Dans un exemple prestigieux, le Royaume-Uni a retiré la citoyenneté d'une femme nommée Shamima Begum. Begum a quitté le Royaume-Uni lorsqu'elle était 15 et a rejoint l'État islamique en Syrie avec deux amis. Elle a déclaré qu'elle souhaitait rentrer au Royaume-Uni, mais qu'elle ne se voyait pas autoriser son rapatriement. Elle est actuellement détenue dans le camp d'al-Hol, dans le nord de la Syrie, où trois de ses enfants sont décédés.

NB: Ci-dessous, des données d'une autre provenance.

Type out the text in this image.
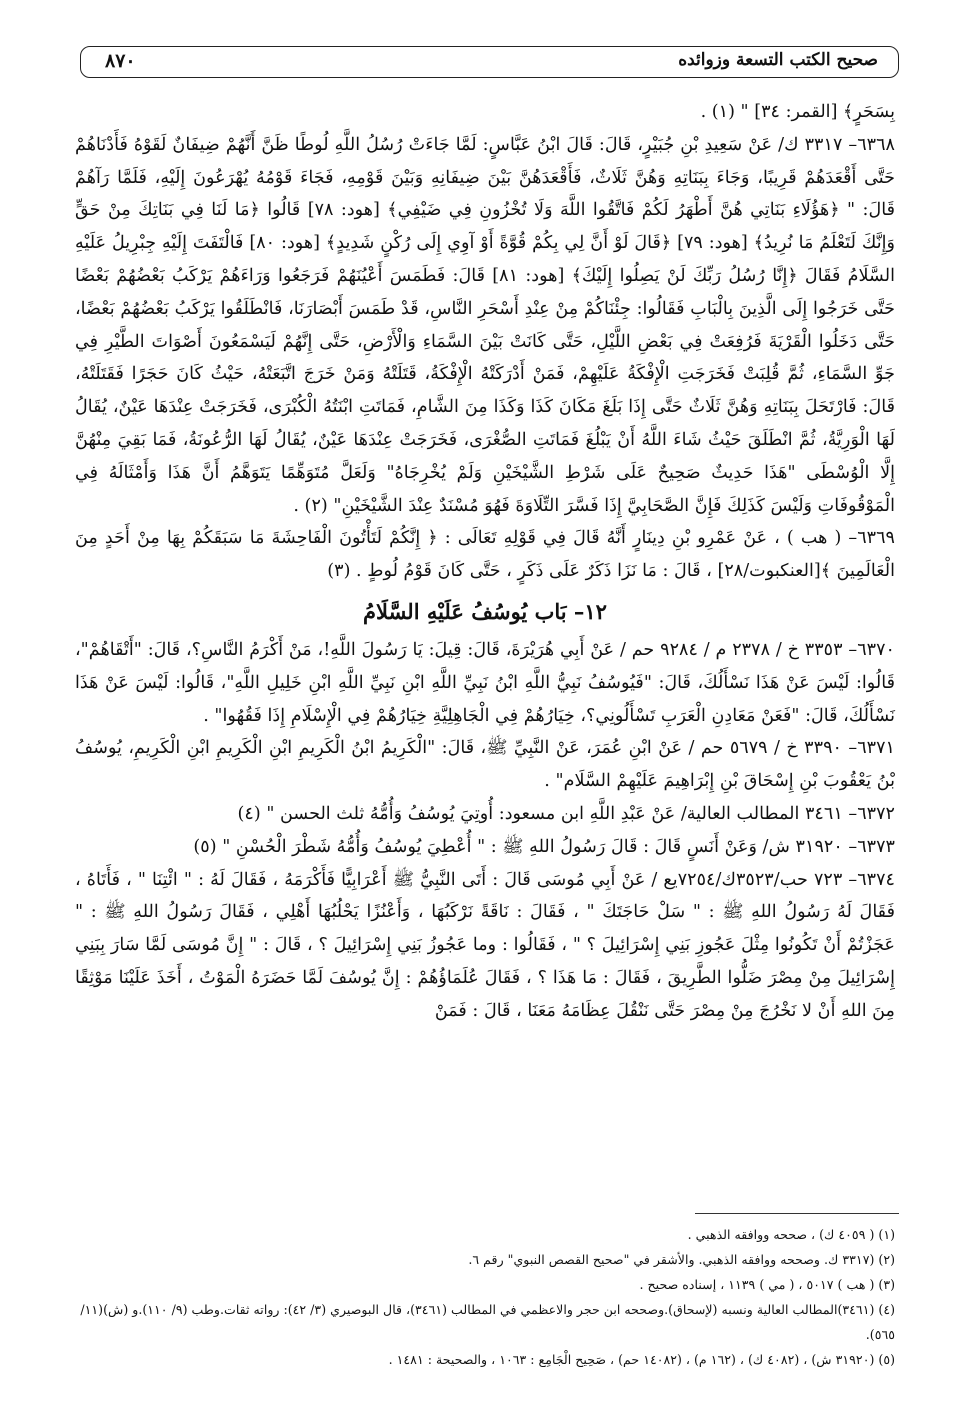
صحيح الكتب التسعة وزوائده
٨٧٠

بِسَحَرٍ﴾ [القمر: ٣٤] " (١) .

٦٣٦٨– ٣٣١٧ ك/ عَنْ سَعِيدِ بْنِ جُبَيْرٍ، قَالَ: قَالَ ابْنُ عَبَّاسٍ: لَمَّا جَاءَتْ رُسُلُ اللَّهِ لُوطًا ظَنَّ أَنَّهُمْ ضِيفَانٌ لَقَوْهُ فَأَدْنَاهُمْ حَتَّى أَقْعَدَهُمْ قَرِيبًا، وَجَاءَ بِبَنَاتِهِ وَهُنَّ ثَلَاثٌ، فَأَقْعَدَهُنَّ بَيْنَ ضِيفَانِهِ وَبَيْنَ قَوْمِهِ، فَجَاءَ قَوْمُهُ يُهْرَعُونَ إِلَيْهِ، فَلَمَّا رَآهُمْ قَالَ: " ﴿هَؤُلَاءِ بَنَاتِي هُنَّ أَطْهَرُ لَكُمْ فَاتَّقُوا اللَّهَ وَلَا تُخْزُونِ فِي ضَيْفِي﴾ [هود: ٧٨] قَالُوا ﴿مَا لَنَا فِي بَنَاتِكَ مِنْ حَقٍّ وَإِنَّكَ لَتَعْلَمُ مَا نُرِيدُ﴾ [هود: ٧٩] ﴿قَالَ لَوْ أَنَّ لِي بِكُمْ قُوَّةً أَوْ آوِي إِلَى رُكْنٍ شَدِيدٍ﴾ [هود: ٨٠] فَالْتَفَتَ إِلَيْهِ جِبْرِيلُ عَلَيْهِ السَّلَامُ فَقَالَ ﴿إِنَّا رُسُلُ رَبِّكَ لَنْ يَصِلُوا إِلَيْكَ﴾ [هود: ٨١] قَالَ: فَطَمَسَ أَعْيُنَهُمْ فَرَجَعُوا وَرَاءَهُمْ يَرْكَبُ بَعْضُهُمْ بَعْضًا حَتَّى خَرَجُوا إِلَى الَّذِينَ بِالْبَابِ فَقَالُوا: جِئْنَاكُمْ مِنْ عِنْدِ أَسْحَرِ النَّاسِ، قَدْ طَمَسَ أَبْصَارَنَا، فَانْطَلَقُوا يَرْكَبُ بَعْضُهُمْ بَعْضًا، حَتَّى دَخَلُوا الْقَرْيَةَ فَرُفِعَتْ فِي بَعْضِ اللَّيْلِ، حَتَّى كَانَتْ بَيْنَ السَّمَاءِ وَالْأَرْضِ، حَتَّى إِنَّهُمْ لَيَسْمَعُونَ أَصْوَاتَ الطَّيْرِ فِي جَوِّ السَّمَاءِ، ثُمَّ قُلِبَتْ فَخَرَجَتِ الْإِفْكَةُ عَلَيْهِمْ، فَمَنْ أَدْرَكَتْهُ الْإِفْكَةُ، قَتَلَتْهُ وَمَنْ خَرَجَ اتَّبَعَتْهُ، حَيْثُ كَانَ حَجَرًا فَقَتَلَتْهُ، قَالَ: فَارْتَحَلَ بِبَنَاتِهِ وَهُنَّ ثَلَاثٌ حَتَّى إِذَا بَلَغَ مَكَانَ كَذَا وَكَذَا مِنَ الشَّامِ، فَمَاتَتِ ابْنَتُهُ الْكُبْرَى، فَخَرَجَتْ عِنْدَهَا عَيْنٌ، يُقَالُ لَهَا الْوَرِيَّةُ، ثُمَّ انْطَلَقَ حَيْثُ شَاءَ اللَّهُ أَنْ يَبْلُغَ فَمَاتَتِ الصُّغْرَى، فَخَرَجَتْ عِنْدَهَا عَيْنٌ، يُقَالُ لَهَا الرُّعُونَةُ، فَمَا بَقِيَ مِنْهُنَّ إِلَّا الْوُسْطَى "هَذَا حَدِيثٌ صَحِيحٌ عَلَى شَرْطِ الشَّيْخَيْنِ وَلَمْ يُخْرِجَاهُ" وَلَعَلَّ مُتَوَهِّمًا يَتَوَهَّمُ أَنَّ هَذَا وَأَمْثَالَهُ فِي الْمَوْقُوفَاتِ وَلَيْسَ كَذَلِكَ فَإِنَّ الصَّحَابِيَّ إِذَا فَسَّرَ التِّلَاوَةَ فَهُوَ مُسْنَدٌ عِنْدَ الشَّيْخَيْنِ" (٢) .

٦٣٦٩– ( هب ) ، عَنْ عَمْرِو بْنِ دِينَارٍ أَنَّهُ قَالَ فِي قَوْلِهِ تَعَالَى : ﴿ إِنَّكُمْ لَتَأْتُونَ الْفَاحِشَةَ مَا سَبَقَكُمْ بِهَا مِنْ أَحَدٍ مِنَ الْعَالَمِينَ ﴾[العنكبوت/٢٨] ، قَالَ : مَا نَزَا ذَكَرٌ عَلَى ذَكَرٍ ، حَتَّى كَانَ قَوْمُ لُوطٍ . (٣)

١٢– بَاب يُوسُفُ عَلَيْهِ السَّلَامُ

٦٣٧٠– ٣٣٥٣ خ / ٢٣٧٨ م / ٩٢٨٤ حم / عَنْ أَبِي هُرَيْرَةَ، قَالَ: قِيلَ: يَا رَسُولَ اللَّهِ!، مَنْ أَكْرَمُ النَّاسِ؟، قَالَ: "أَتْقَاهُمْ"، قَالُوا: لَيْسَ عَنْ هَذَا نَسْأَلُكَ، قَالَ: "فَيُوسُفُ نَبِيُّ اللَّهِ ابْنُ نَبِيِّ اللَّهِ ابْنِ نَبِيِّ اللَّهِ ابْنِ خَلِيلِ اللَّهِ"، قَالُوا: لَيْسَ عَنْ هَذَا نَسْأَلُكَ، قَالَ: "فَعَنْ مَعَادِنِ الْعَرَبِ تَسْأَلُونِي؟، خِيَارُهُمْ فِي الْجَاهِلِيَّةِ خِيَارُهُمْ فِي الْإِسْلَامِ إِذَا فَقُهُوا" .

٦٣٧١– ٣٣٩٠ خ / ٥٦٧٩ حم / عَنْ ابْنِ عُمَرَ، عَنْ النَّبِيِّ ﷺ، قَالَ: "الْكَرِيمُ ابْنُ الْكَرِيمِ ابْنِ الْكَرِيمِ ابْنِ الْكَرِيمِ، يُوسُفُ بْنُ يَعْقُوبَ بْنِ إِسْحَاقَ بْنِ إِبْرَاهِيمَ عَلَيْهِمْ السَّلَام" .

٦٣٧٢– ٣٤٦١ المطالب العالية/ عَنْ عَبْدِ اللَّهِ ابن مسعود: أُوتِيَ يُوسُفُ وَأُمُّهُ ثلث الحسن " (٤)

٦٣٧٣– ٣١٩٢٠ ش/ وَعَنْ أَنَسٍ قَالَ : قَالَ رَسُولُ اللهِ ﷺ : " أُعْطِيَ يُوسُفُ وَأُمُّهُ شَطْرَ الْحُسْنِ " (٥)

٦٣٧٤– ٧٢٣ حب/٣٥٢٣ك/٧٢٥٤يع / عَنْ أَبِي مُوسَى قَالَ : أَتَى النَّبِيُّ ﷺ أَعْرَابِيًّا فَأَكْرَمَهُ ، فَقَالَ لَهُ : " ائْتِنَا " ، فَأَتَاهُ ، فَقَالَ لَهُ رَسُولُ اللهِ ﷺ : " سَلْ حَاجَتَكَ " ، فَقَالَ : نَاقَةً نَرْكَبُهَا ، وَأَعْنُزًا يَحْلُبُهَا أَهْلِي ، فَقَالَ رَسُولُ اللهِ ﷺ : " عَجَزْتُمْ أَنْ تَكُونُوا مِثْلَ عَجُوزِ بَنِي إِسْرَائِيلَ ؟ " ، فَقَالُوا : وما عَجُوزُ بَنِي إِسْرَائِيلَ ؟ ، قَالَ : " إِنَّ مُوسَى لَمَّا سَارَ بِبَنِي إِسْرَائِيلَ مِنْ مِصْرَ ضَلُّوا الطَّرِيقَ ، فَقَالَ : مَا هَذَا ؟ ، فَقَالَ عُلَمَاؤُهُمْ : إِنَّ يُوسُفَ لَمَّا حَضَرَهُ الْمَوْتُ ، أَخَذَ عَلَيْنَا مَوْثِقًا مِنَ اللهِ أَنْ لا نَخْرُجَ مِنْ مِصْرَ حَتَّى نَنْقُلَ عِظَامَهُ مَعَنَا ، قَالَ : فَمَنْ

(١) ( ٤٠٥٩ ك) ، صححه ووافقه الذهبي .

(٢) (٣٣١٧ ك. وصححه ووافقه الذهبي. والأشقر في "صحيح القصص النبوي" رقم ٦.

(٣) ( هب ) ٥٠١٧ ، ( مي ) ١١٣٩ ، إسناده صحيح .

(٤) (٣٤٦١)المطالب العالية ونسبه (لإسحاق).وصححه ابن حجر والاعظمي في المطالب (٣٤٦١)، قال البوصيري (٣/ ٤٢): رواته ثقات.وطب (٩/ ١١٠).و (ش)(١١/ ٥٦٥).

(٥) (٣١٩٢٠ ش) ، (٤٠٨٢ ك) ، (١٦٢ م) ، (١٤٠٨٢ حم) ، صَحِيح الْجَامِع : ١٠٦٣ ، والصحيحة : ١٤٨١ .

Selon NPR, les États-Unis ont rapatrié trois Américaines et des enfants 10 du nord de la Syrie et un porte-parole du département d'État a déclaré que "les appels [de citoyens américains] présumés de retourner aux États-Unis sont examinés cas par cas".

Si cet article vous a plu, pensez à soutenir les informations indépendantes et à recevoir notre bulletin trois fois par semaine.

Mots clés:
Rami Almeghari

Rami Almeghari est un écrivain, journaliste et conférencier indépendant indépendant basé à Gaza. Rami a contribué en anglais à plusieurs médias dans le monde entier, dont la presse écrite, la radio et la télévision. Vous pouvez le joindre sur facebook sous le nom de Rami Munir Almeghari et par courrier électronique au [EMAIL PROTECTED]

    1

Vous pourriez aussi aimer

Laisser un commentaire

Votre adresse email ne sera pas publiée. Les champs requis sont indiqués *

Ce site utilise Akismet pour réduire les spams. Découvrez comment vos données de commentaire sont traitées.